Amazon QuickSight Dashboard for Auditing and Monitoring Operations in your AWS Accounts

Step by Step guidance for extracting specific operational events in your AWS Accounts from AWS CloudTrail Lake and creating an Amazon QuickSight dashboard to visualize and monitor them

Anand Malayil Sasi
Amazon Employee
Published Jun 24, 2024

Introduction

Security and Compliance is an essential topic for almost all customers running their workloads in AWS. Ensuring that your workloads are secure and compliant in AWS is a shared responsibility.

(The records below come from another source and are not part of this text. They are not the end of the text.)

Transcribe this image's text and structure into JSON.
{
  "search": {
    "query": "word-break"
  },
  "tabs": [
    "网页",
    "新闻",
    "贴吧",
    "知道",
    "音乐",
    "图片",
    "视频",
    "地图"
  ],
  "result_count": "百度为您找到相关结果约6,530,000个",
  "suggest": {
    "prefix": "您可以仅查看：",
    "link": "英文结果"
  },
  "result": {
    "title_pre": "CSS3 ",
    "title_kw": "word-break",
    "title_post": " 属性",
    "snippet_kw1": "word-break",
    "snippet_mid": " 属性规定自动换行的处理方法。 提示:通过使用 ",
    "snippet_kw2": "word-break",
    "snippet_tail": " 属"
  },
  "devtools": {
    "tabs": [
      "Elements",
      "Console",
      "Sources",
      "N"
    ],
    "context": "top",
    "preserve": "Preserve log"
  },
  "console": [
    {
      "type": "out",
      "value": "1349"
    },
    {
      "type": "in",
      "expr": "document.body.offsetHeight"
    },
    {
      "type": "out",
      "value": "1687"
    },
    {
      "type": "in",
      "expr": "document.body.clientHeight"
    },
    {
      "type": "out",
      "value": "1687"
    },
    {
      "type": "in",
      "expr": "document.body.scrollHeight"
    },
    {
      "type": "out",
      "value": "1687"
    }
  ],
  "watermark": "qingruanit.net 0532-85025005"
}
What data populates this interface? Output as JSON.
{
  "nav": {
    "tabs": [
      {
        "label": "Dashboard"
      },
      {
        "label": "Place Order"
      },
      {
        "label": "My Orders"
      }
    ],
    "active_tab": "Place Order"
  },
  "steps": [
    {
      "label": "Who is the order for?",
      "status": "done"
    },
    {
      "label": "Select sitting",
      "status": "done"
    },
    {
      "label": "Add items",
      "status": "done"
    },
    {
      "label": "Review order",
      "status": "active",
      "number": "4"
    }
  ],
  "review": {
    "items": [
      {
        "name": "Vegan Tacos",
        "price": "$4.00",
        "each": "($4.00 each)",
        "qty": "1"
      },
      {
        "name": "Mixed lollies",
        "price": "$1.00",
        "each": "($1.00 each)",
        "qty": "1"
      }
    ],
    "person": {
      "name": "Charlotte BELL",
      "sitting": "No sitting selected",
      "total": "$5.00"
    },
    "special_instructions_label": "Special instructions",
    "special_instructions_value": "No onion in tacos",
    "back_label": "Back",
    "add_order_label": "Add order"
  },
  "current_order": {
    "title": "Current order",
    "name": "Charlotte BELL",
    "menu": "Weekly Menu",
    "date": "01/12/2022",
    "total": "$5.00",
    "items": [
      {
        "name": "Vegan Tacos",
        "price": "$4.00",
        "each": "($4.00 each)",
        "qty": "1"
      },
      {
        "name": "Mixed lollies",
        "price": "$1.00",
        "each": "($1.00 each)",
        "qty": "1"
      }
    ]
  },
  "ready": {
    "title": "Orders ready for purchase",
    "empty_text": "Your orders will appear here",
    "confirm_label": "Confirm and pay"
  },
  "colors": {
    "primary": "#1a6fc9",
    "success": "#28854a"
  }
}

There are a number of AWS services that you can leverage for monitoring and auditing your workloads and operations in AWS. In this blog post, we will look at creating a handy Amazon QuickSight Dashboard by leveraging AWS CloudTrail Lake's SQL querying capability for monitoring operations in your AWS accounts.
AWS CloudTrail is being used by millions of customers for operational and risk auditing, governance, and compliance of their AWS accounts. Whenever an activity occurs in your AWS account, it is recorded in a CloudTrail Event. CloudTrail Lake provides us the ability to query these events in familiar SQL query language. This is very handy as you can easily filter the data and metrics that are critical for you by efficiently designing your query. CloudTrail Lake comes pre-built with a fairly large set of sample queries which might already be relevant for you. You can also define custom queries to extract the exact information you need.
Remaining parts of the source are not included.